Raoul Trintignant se cacha d’abord chez un ami à Bagnols-sur-Cèze, Monsieur Artufel, gagna ensuite Avignon (Vaucluse), Salon puis Marseille (Bouches-du-Rhône) où il retrouva son frère Henri, réfugié chez leur troisième frère René. Raoul et Henri durent rapidement repartir et vinrent se cacher en Ardèche, d’abord à La Levade-d’Ardèche puis à Saint-Geniès-en-Coiron, où ils furent hébergés dans le café-restaurant de Victorin Mouton, en compagnie d’Edgar Chabrol et de M. Hiperschmit, un jeune juif.

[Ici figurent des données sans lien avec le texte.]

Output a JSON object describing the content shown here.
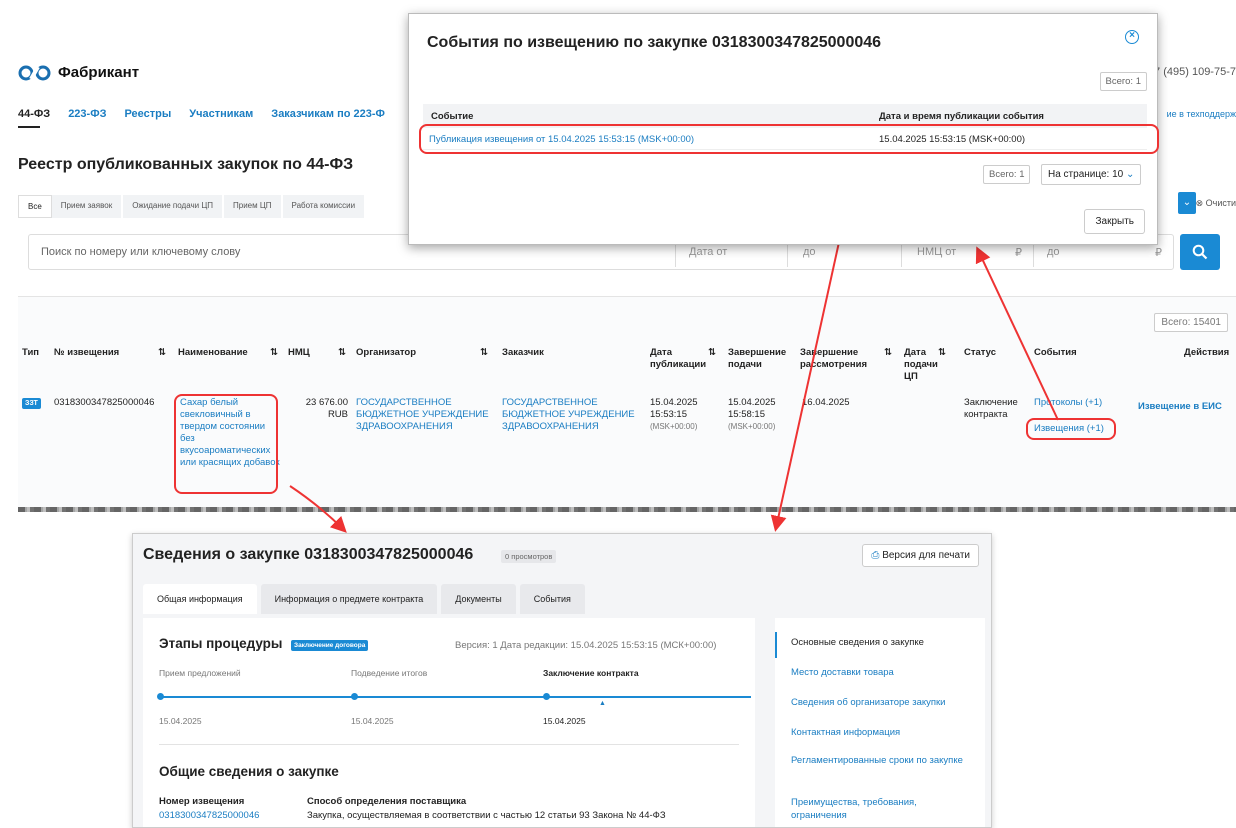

Mais, victimes d’une dénonciation, ils furent arrêtés par la Gestapo le 22 mai 1944 et ramenés à Pont-Saint-Esprit, où ils furent emprisonnés et durement interrogés à la Citadelle. Ils furent transférés ensuite à la prison Sainte-Anne à Avignon puis aux Baumettes à Marseille, d’où ils furent libérés par le débarquement allié du 15 août 1944.

À la Libération, Raoul Trintignant présida le CLL (Comité local de Libération) de Pont-Saint-Esprit qui comprenait plusieurs de ses compagnons de l’AS, dont E. Chabrol et C. Brunel. Membre du MLN, sa première tâche fut de lancer un comité pour la reconstruction de la ville, touchée par le bombardement allié du 15 août 1944.

Raoul Trintignant, a donc été maire socialiste SFIO de Pont-Saint-Esprit de 1944 à 1947 (provisoire nommé par le CDL, jusqu’en mai 1945, puis élu le 18 mai 1945 avec un mandat auquel mit fin le renouvellement général des conseils municipaux d’octobre 1947) et conseiller général du canton de Pont-Saint-Esprit de 1945 à 1949. À le tête de la délégation spéciale mise en place à la Libération, il organisa en premier lieu le déblaiement des ruines provoquées par le bombardement aérien allié du 15 août 1944 et les secours aux familles qui en avaient été les victimes. Il poursuivit ensuite, après les élections de 1945, son œuvre de reconstruction d’une ville meurtrie par la sauvagerie des répressions de 1943-1944 et le bombardement aérien. Il fit ouvrir une souscription afin de financer l’érection des martyrs de la Résistance assassinés à Pont-Saint-Esprit. Le pont sur le Rhône détruit par le bombardement d’août 1944, fut remplacé par un pont suspendu. Le conseil municipal approuva la constitution d’un syndicat intercommunal de l’électricité. Un débat s’ouvrit en son sein à propos de l’enlèvement et du stockage des déchets ménagers.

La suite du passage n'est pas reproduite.